Path Loss Modelling for UAV Communications in Urban Scenarios with Random Obstacles

TL;DR

This paper develops a realistic path loss model for UAV communications in urban areas by incorporating irregular obstacles and non-uniform building distributions, improving accuracy over simplified models.

Contribution

It introduces a Manhattan Random Simulator (MRS) that accounts for irregular building shapes, spacing, and additional obstacles, enhancing urban UAV path loss modeling.

Findings

The MRS provides more accurate PLoS estimates in complex urban environments.

Empirical path loss models are derived for environments with and without obstacles.

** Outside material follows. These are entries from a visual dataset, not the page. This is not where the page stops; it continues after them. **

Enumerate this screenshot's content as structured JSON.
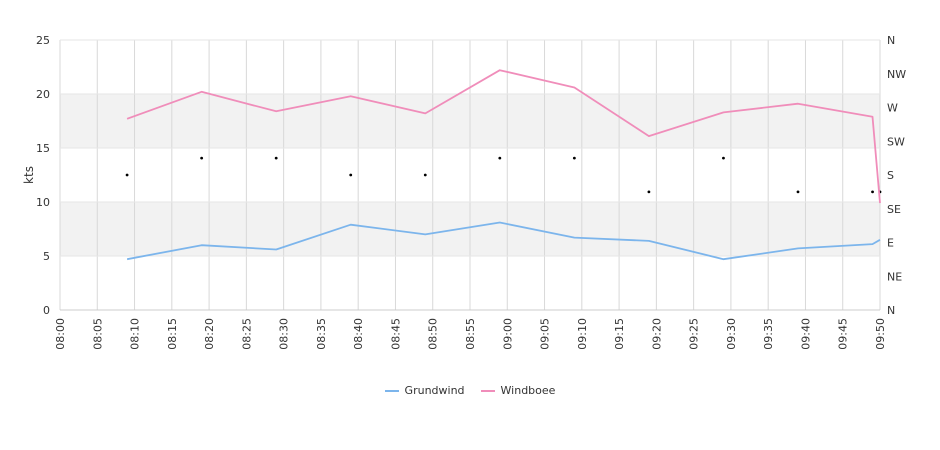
{
  "chart_data": {
    "type": "line",
    "ylabel": "kts",
    "ylim": [
      0,
      25
    ],
    "yticks": [
      "0",
      "5",
      "10",
      "15",
      "20",
      "25"
    ],
    "y2_labels": [
      "N",
      "NE",
      "E",
      "SE",
      "S",
      "SW",
      "W",
      "NW",
      "N"
    ],
    "x_ticks": [
      "08:00",
      "08:05",
      "08:10",
      "08:15",
      "08:20",
      "08:25",
      "08:30",
      "08:35",
      "08:40",
      "08:45",
      "08:50",
      "08:55",
      "09:00",
      "09:05",
      "09:10",
      "09:15",
      "09:20",
      "09:25",
      "09:30",
      "09:35",
      "09:40",
      "09:45",
      "09:50"
    ],
    "x_range": [
      "08:00",
      "09:50"
    ],
    "grid": true,
    "legend_position": "bottom",
    "series": [
      {
        "name": "Grundwind",
        "color": "#7cb5ec",
        "points": [
          [
            "08:09",
            4.7
          ],
          [
            "08:19",
            6.0
          ],
          [
            "08:29",
            5.6
          ],
          [
            "08:39",
            7.9
          ],
          [
            "08:49",
            7.0
          ],
          [
            "08:59",
            8.1
          ],
          [
            "09:09",
            6.7
          ],
          [
            "09:19",
            6.4
          ],
          [
            "09:29",
            4.7
          ],
          [
            "09:39",
            5.7
          ],
          [
            "09:49",
            6.1
          ],
          [
            "09:50",
            6.5
          ]
        ]
      },
      {
        "name": "Windboee",
        "color": "#f08dba",
        "points": [
          [
            "08:09",
            17.7
          ],
          [
            "08:19",
            20.2
          ],
          [
            "08:29",
            18.4
          ],
          [
            "08:39",
            19.8
          ],
          [
            "08:49",
            18.2
          ],
          [
            "08:59",
            22.2
          ],
          [
            "09:09",
            20.6
          ],
          [
            "09:19",
            16.1
          ],
          [
            "09:29",
            18.3
          ],
          [
            "09:39",
            19.1
          ],
          [
            "09:49",
            17.9
          ],
          [
            "09:50",
            9.9
          ]
        ]
      }
    ],
    "direction_points": [
      [
        "08:09",
        "S"
      ],
      [
        "08:19",
        "SSW"
      ],
      [
        "08:29",
        "SSW"
      ],
      [
        "08:39",
        "S"
      ],
      [
        "08:49",
        "S"
      ],
      [
        "08:59",
        "SSW"
      ],
      [
        "09:09",
        "SSW"
      ],
      [
        "09:19",
        "SSE"
      ],
      [
        "09:29",
        "SSW"
      ],
      [
        "09:39",
        "SSE"
      ],
      [
        "09:49",
        "SSE"
      ],
      [
        "09:50",
        "SSE"
      ]
    ]
  }
}
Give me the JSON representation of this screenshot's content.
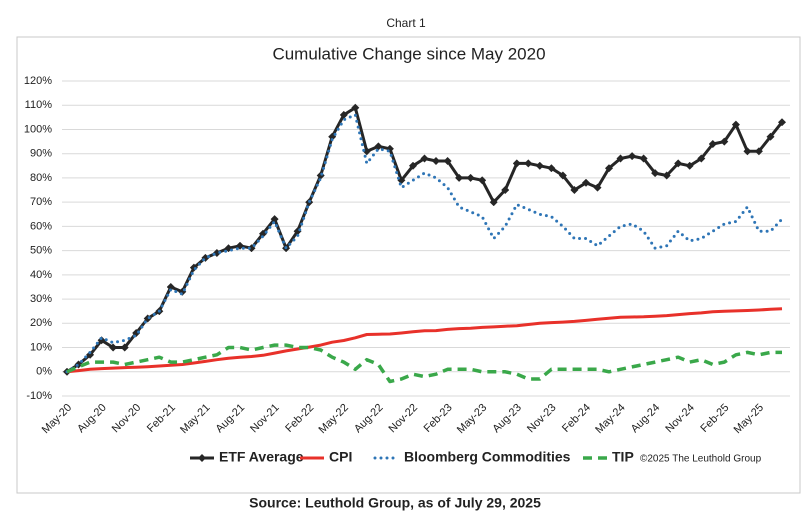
{
  "chart_data": {
    "type": "line",
    "header": "Chart 1",
    "title": "Cumulative Change since May 2020",
    "source": "Source: Leuthold Group, as of July 29, 2025",
    "copyright": "©2025 The Leuthold Group",
    "categories": [
      "May-20",
      null,
      null,
      "Aug-20",
      null,
      null,
      "Nov-20",
      null,
      null,
      "Feb-21",
      null,
      null,
      "May-21",
      null,
      null,
      "Aug-21",
      null,
      null,
      "Nov-21",
      null,
      null,
      "Feb-22",
      null,
      null,
      "May-22",
      null,
      null,
      "Aug-22",
      null,
      null,
      "Nov-22",
      null,
      null,
      "Feb-23",
      null,
      null,
      "May-23",
      null,
      null,
      "Aug-23",
      null,
      null,
      "Nov-23",
      null,
      null,
      "Feb-24",
      null,
      null,
      "May-24",
      null,
      null,
      "Aug-24",
      null,
      null,
      "Nov-24",
      null,
      null,
      "Feb-25",
      null,
      null,
      "May-25",
      null,
      null
    ],
    "series": [
      {
        "name": "ETF Average",
        "color": "#262626",
        "style": "solid-diamond",
        "values": [
          0,
          3,
          7,
          13,
          10,
          10,
          16,
          22,
          25,
          35,
          33,
          43,
          47,
          49,
          51,
          52,
          51,
          57,
          63,
          51,
          58,
          70,
          81,
          97,
          106,
          109,
          91,
          93,
          92,
          79,
          85,
          88,
          87,
          87,
          80,
          80,
          79,
          70,
          75,
          86,
          86,
          85,
          84,
          81,
          75,
          78,
          76,
          84,
          88,
          89,
          88,
          82,
          81,
          86,
          85,
          88,
          94,
          95,
          102,
          91,
          91,
          97,
          103
        ]
      },
      {
        "name": "CPI",
        "color": "#e8312a",
        "style": "solid",
        "values": [
          0,
          0.5,
          1,
          1.3,
          1.5,
          1.7,
          1.9,
          2.1,
          2.4,
          2.7,
          3.0,
          3.6,
          4.3,
          5.0,
          5.6,
          6.0,
          6.3,
          6.8,
          7.7,
          8.6,
          9.4,
          10.2,
          11.0,
          12.2,
          12.9,
          14.0,
          15.4,
          15.5,
          15.6,
          16.0,
          16.5,
          16.9,
          17.0,
          17.5,
          17.8,
          18.0,
          18.3,
          18.5,
          18.8,
          19.0,
          19.5,
          20.0,
          20.3,
          20.5,
          20.8,
          21.2,
          21.7,
          22.1,
          22.5,
          22.6,
          22.7,
          22.9,
          23.2,
          23.6,
          24.0,
          24.3,
          24.8,
          25.0,
          25.1,
          25.3,
          25.5,
          25.8,
          26.0
        ]
      },
      {
        "name": "Bloomberg Commodities",
        "color": "#2e75b6",
        "style": "dotted",
        "values": [
          0,
          3,
          8,
          14,
          12,
          13,
          15,
          22,
          25,
          34,
          32,
          42,
          47,
          49,
          50,
          51,
          51,
          56,
          62,
          51,
          56,
          70,
          80,
          96,
          104,
          106,
          86,
          92,
          91,
          76,
          79,
          82,
          80,
          76,
          68,
          66,
          64,
          55,
          60,
          69,
          67,
          65,
          64,
          60,
          55,
          55,
          52,
          56,
          60,
          61,
          58,
          51,
          52,
          58,
          54,
          55,
          58,
          61,
          62,
          68,
          58,
          58,
          63
        ]
      },
      {
        "name": "TIP",
        "color": "#3aa84a",
        "style": "dashed",
        "values": [
          0,
          2,
          4,
          4,
          4,
          3,
          4,
          5,
          6,
          4,
          4,
          5,
          6,
          7,
          10,
          10,
          9,
          10,
          11,
          11,
          10,
          10,
          9,
          6,
          4,
          1,
          5,
          3,
          -4,
          -3,
          -1,
          -2,
          -1,
          1,
          1,
          1,
          0,
          0,
          0,
          -1,
          -3,
          -3,
          1,
          1,
          1,
          1,
          1,
          0,
          1,
          2,
          3,
          4,
          5,
          6,
          4,
          5,
          3,
          4,
          7,
          8,
          7,
          8,
          8
        ]
      }
    ],
    "ylim": [
      -10,
      120
    ],
    "yticks": [
      {
        "value": -10,
        "label": "-10%"
      },
      {
        "value": 0,
        "label": "0%"
      },
      {
        "value": 10,
        "label": "10%"
      },
      {
        "value": 20,
        "label": "20%"
      },
      {
        "value": 30,
        "label": "30%"
      },
      {
        "value": 40,
        "label": "40%"
      },
      {
        "value": 50,
        "label": "50%"
      },
      {
        "value": 60,
        "label": "60%"
      },
      {
        "value": 70,
        "label": "70%"
      },
      {
        "value": 80,
        "label": "80%"
      },
      {
        "value": 90,
        "label": "90%"
      },
      {
        "value": 100,
        "label": "100%"
      },
      {
        "value": 110,
        "label": "110%"
      },
      {
        "value": 120,
        "label": "120%"
      }
    ],
    "grid": true
  }
}
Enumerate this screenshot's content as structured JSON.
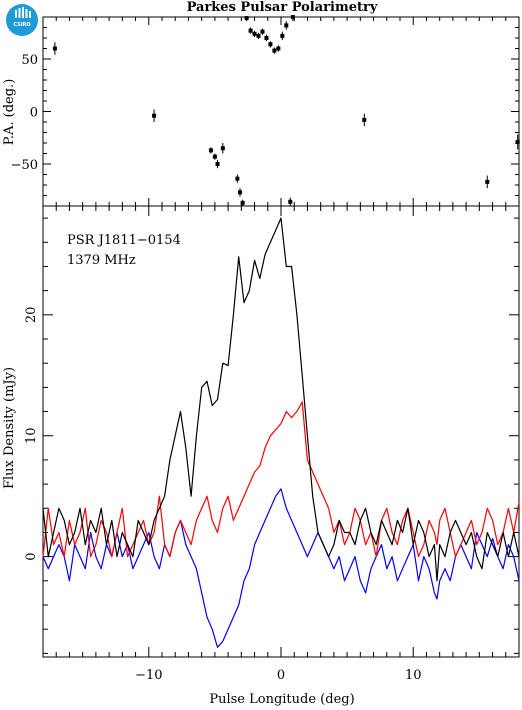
{
  "logo": {
    "text": "CSIRO",
    "color": "#1e9bd7"
  },
  "colors": {
    "total_intensity": "#000000",
    "linear_polarization": "#ff0000",
    "circular_polarization": "#0000ff"
  },
  "chart_data": [
    {
      "type": "scatter",
      "title": "Parkes Pulsar Polarimetry",
      "ylabel": "P.A. (deg.)",
      "xlim": [
        -18,
        18
      ],
      "ylim": [
        -90,
        90
      ],
      "yticks": [
        -50,
        0,
        50
      ],
      "ytick_labels": [
        "−50",
        "0",
        "50"
      ],
      "points": [
        {
          "x": -17.1,
          "y": 60,
          "err": 6
        },
        {
          "x": -9.6,
          "y": -4,
          "err": 6
        },
        {
          "x": -5.3,
          "y": -37,
          "err": 3
        },
        {
          "x": -5.0,
          "y": -43,
          "err": 3
        },
        {
          "x": -4.8,
          "y": -50,
          "err": 4
        },
        {
          "x": -4.4,
          "y": -35,
          "err": 5
        },
        {
          "x": -3.3,
          "y": -64,
          "err": 4
        },
        {
          "x": -3.1,
          "y": -77,
          "err": 4
        },
        {
          "x": -2.9,
          "y": -87,
          "err": 3
        },
        {
          "x": -2.6,
          "y": 89,
          "err": 3
        },
        {
          "x": -2.3,
          "y": 77,
          "err": 3
        },
        {
          "x": -2.0,
          "y": 74,
          "err": 3
        },
        {
          "x": -1.7,
          "y": 72,
          "err": 3
        },
        {
          "x": -1.4,
          "y": 76,
          "err": 3
        },
        {
          "x": -1.1,
          "y": 70,
          "err": 3
        },
        {
          "x": -0.8,
          "y": 64,
          "err": 3
        },
        {
          "x": -0.5,
          "y": 58,
          "err": 3
        },
        {
          "x": -0.2,
          "y": 60,
          "err": 3
        },
        {
          "x": 0.1,
          "y": 72,
          "err": 4
        },
        {
          "x": 0.4,
          "y": 82,
          "err": 4
        },
        {
          "x": 0.7,
          "y": -86,
          "err": 4
        },
        {
          "x": 0.9,
          "y": 90,
          "err": 4
        },
        {
          "x": 6.3,
          "y": -8,
          "err": 6
        },
        {
          "x": 15.6,
          "y": -67,
          "err": 6
        },
        {
          "x": 17.9,
          "y": -29,
          "err": 7
        }
      ]
    },
    {
      "type": "line",
      "xlabel": "Pulse Longitude (deg)",
      "ylabel": "Flux Density (mJy)",
      "xlim": [
        -18,
        18
      ],
      "ylim": [
        -8.3,
        29
      ],
      "xticks": [
        -10,
        0,
        10
      ],
      "xtick_labels": [
        "−10",
        "0",
        "10"
      ],
      "yticks": [
        0,
        10,
        20
      ],
      "ytick_labels": [
        "0",
        "10",
        "20"
      ],
      "annotations": [
        "PSR J1811−0154",
        "1379 MHz"
      ],
      "x": [
        -18.0,
        -17.6,
        -17.2,
        -16.8,
        -16.4,
        -16.0,
        -15.6,
        -15.2,
        -14.8,
        -14.4,
        -14.0,
        -13.6,
        -13.2,
        -12.8,
        -12.4,
        -12.0,
        -11.6,
        -11.2,
        -10.8,
        -10.4,
        -10.0,
        -9.6,
        -9.2,
        -8.8,
        -8.4,
        -8.0,
        -7.6,
        -7.2,
        -6.8,
        -6.4,
        -6.0,
        -5.6,
        -5.2,
        -4.8,
        -4.4,
        -4.0,
        -3.6,
        -3.2,
        -2.8,
        -2.4,
        -2.0,
        -1.6,
        -1.2,
        -0.8,
        -0.4,
        0.0,
        0.4,
        0.8,
        1.2,
        1.6,
        2.0,
        2.4,
        2.8,
        3.2,
        3.6,
        4.0,
        4.4,
        4.8,
        5.2,
        5.6,
        6.0,
        6.4,
        6.8,
        7.2,
        7.6,
        8.0,
        8.4,
        8.8,
        9.2,
        9.6,
        10.0,
        10.4,
        10.8,
        11.2,
        11.6,
        11.8,
        12.0,
        12.4,
        12.8,
        13.2,
        13.6,
        14.0,
        14.4,
        14.8,
        15.2,
        15.6,
        16.0,
        16.4,
        16.8,
        17.2,
        17.6,
        18.0
      ],
      "series": [
        {
          "color": "#000000",
          "values": [
            4.0,
            0.0,
            2.0,
            4.0,
            3.0,
            1.0,
            2.0,
            4.0,
            1.0,
            3.0,
            2.0,
            4.0,
            1.0,
            3.0,
            0.0,
            2.0,
            1.0,
            0.0,
            3.0,
            2.0,
            1.0,
            3.0,
            4.0,
            5.0,
            8.0,
            10.0,
            12.0,
            9.0,
            5.0,
            10.0,
            14.0,
            14.5,
            12.5,
            13.0,
            16.0,
            15.8,
            20.0,
            24.8,
            21.0,
            22.0,
            24.5,
            23.0,
            25.0,
            26.0,
            27.0,
            28.0,
            24.0,
            24.0,
            20.0,
            15.0,
            10.0,
            5.0,
            2.0,
            1.0,
            0.0,
            1.0,
            3.0,
            2.0,
            2.0,
            1.0,
            3.0,
            4.0,
            2.0,
            1.0,
            3.0,
            2.0,
            1.0,
            3.0,
            2.0,
            4.0,
            1.0,
            3.0,
            2.0,
            0.0,
            1.0,
            -2.0,
            1.0,
            0.0,
            2.0,
            3.0,
            2.0,
            1.0,
            2.0,
            0.0,
            -1.0,
            2.0,
            1.0,
            0.0,
            2.0,
            0.0,
            2.0,
            0.0
          ]
        },
        {
          "color": "#ff0000",
          "values": [
            0.0,
            4.0,
            1.0,
            2.0,
            0.0,
            3.0,
            1.0,
            2.0,
            4.0,
            0.0,
            1.0,
            3.0,
            2.0,
            0.0,
            2.0,
            4.0,
            0.0,
            1.0,
            2.0,
            3.0,
            1.0,
            2.0,
            5.0,
            1.0,
            0.0,
            2.0,
            3.0,
            2.0,
            1.0,
            3.0,
            4.0,
            5.0,
            3.0,
            2.0,
            4.0,
            5.0,
            3.0,
            4.0,
            5.0,
            6.0,
            7.0,
            7.5,
            9.0,
            10.0,
            10.5,
            11.0,
            12.0,
            11.5,
            12.0,
            12.8,
            8.0,
            7.0,
            6.0,
            5.0,
            4.0,
            2.0,
            3.0,
            1.0,
            2.0,
            4.0,
            3.0,
            1.0,
            2.0,
            0.0,
            3.0,
            4.0,
            2.0,
            1.0,
            3.0,
            4.0,
            2.0,
            0.0,
            1.0,
            3.0,
            2.0,
            1.0,
            3.0,
            4.0,
            2.0,
            0.0,
            1.0,
            2.0,
            3.0,
            1.0,
            2.0,
            4.0,
            3.0,
            1.0,
            2.0,
            4.0,
            2.0,
            4.5
          ]
        },
        {
          "color": "#0000ff",
          "values": [
            0.0,
            -1.0,
            0.0,
            1.0,
            0.0,
            -2.0,
            1.0,
            0.0,
            -1.0,
            2.0,
            0.0,
            -1.0,
            1.0,
            0.0,
            2.0,
            0.0,
            1.0,
            -1.0,
            0.0,
            1.0,
            2.0,
            0.0,
            -1.0,
            1.0,
            0.0,
            2.0,
            3.0,
            1.0,
            0.0,
            -1.0,
            -3.0,
            -5.0,
            -6.0,
            -7.5,
            -7.0,
            -6.0,
            -5.0,
            -4.0,
            -2.0,
            -1.0,
            1.0,
            2.0,
            3.0,
            4.0,
            5.0,
            5.6,
            4.0,
            3.0,
            2.0,
            1.0,
            0.0,
            1.0,
            2.0,
            1.0,
            0.0,
            -1.0,
            0.0,
            -2.0,
            -1.0,
            0.0,
            -2.0,
            -3.0,
            -1.0,
            0.0,
            1.0,
            -1.0,
            0.0,
            -2.0,
            -1.0,
            0.0,
            1.0,
            -2.0,
            0.0,
            -1.0,
            -3.0,
            -3.5,
            -2.0,
            -1.0,
            -2.0,
            0.0,
            1.0,
            0.0,
            -1.0,
            2.0,
            1.0,
            0.0,
            1.5,
            0.0,
            -1.0,
            1.0,
            0.0,
            -2.0
          ]
        }
      ]
    }
  ]
}
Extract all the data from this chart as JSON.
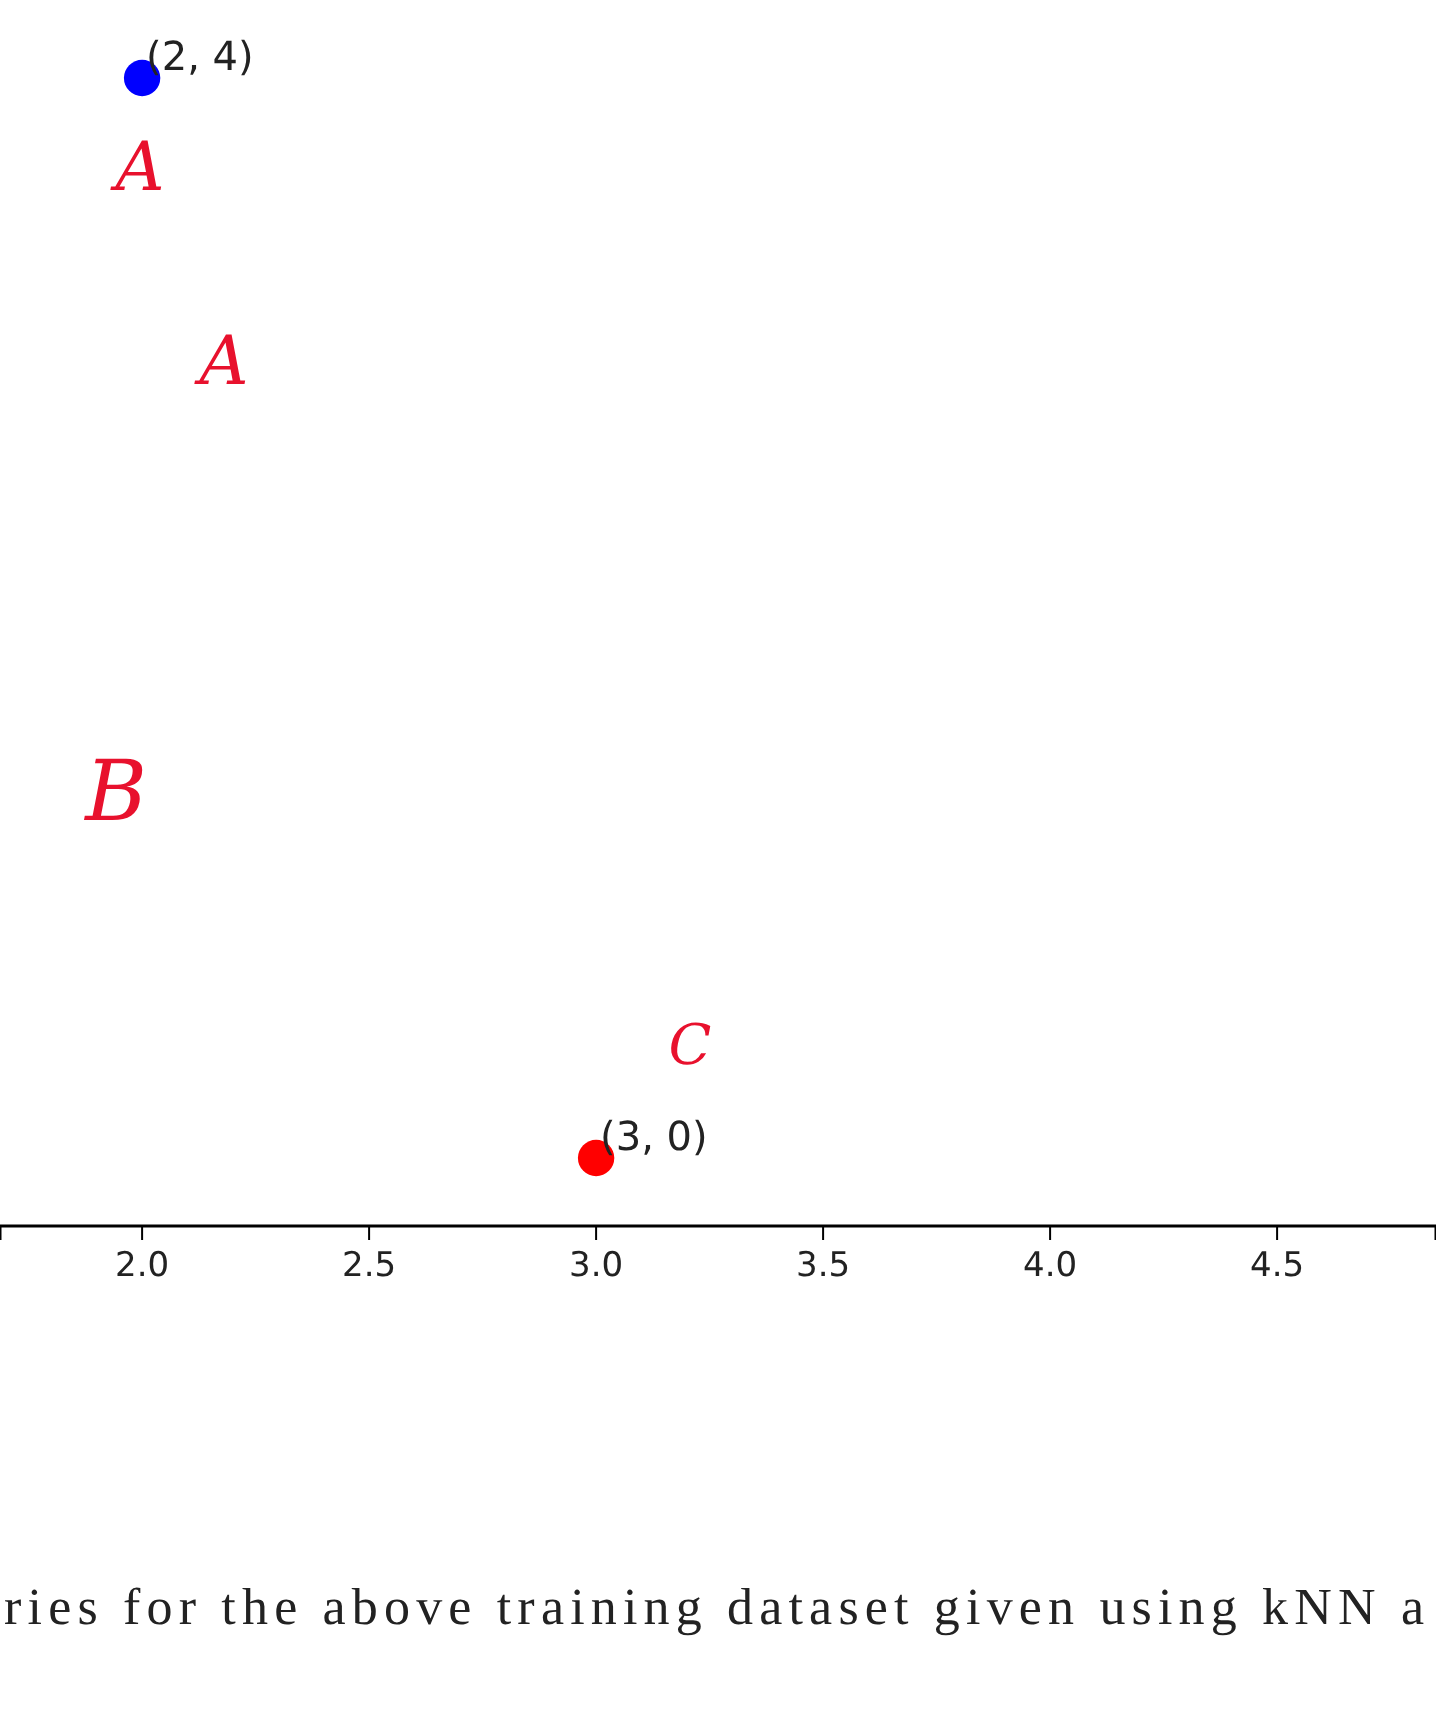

The approach improves UAV communication performance predictions in realistic urban scenarios.

Abstract

Path Loss (PL) is vital to evaluate the performance of Unmanned Aerial Vehicles (UAVs) as Aerial Base Stations (ABSs), particularly in urban environments with complex propagation due to various obstacles. Accurately modeling PL requires a generalized Probability of Line-of-Sight (PLoS) that can consider multiple obstructions. While the existing PLoS models mostly assume a simplified Manhattan grid with uniform building sizes and spacing, they overlook the real-world variability in building dimensions. Furthermore, such models do not consider other obstacles, such as trees and streetlights, which may also impact the performance, especially in millimeter-wave (mmWave) bands. This paper introduces a Manhattan Random Simulator (MRS) to estimate PLoS for UAV-based communications in urban areas by incorporating irregular building shapes, non-uniform spacing, and additional random obstacles to create a more realistic environment. Lastly, we present the PL differences with and without obstacles for standard urban environments and derive the empirical PL for these environments.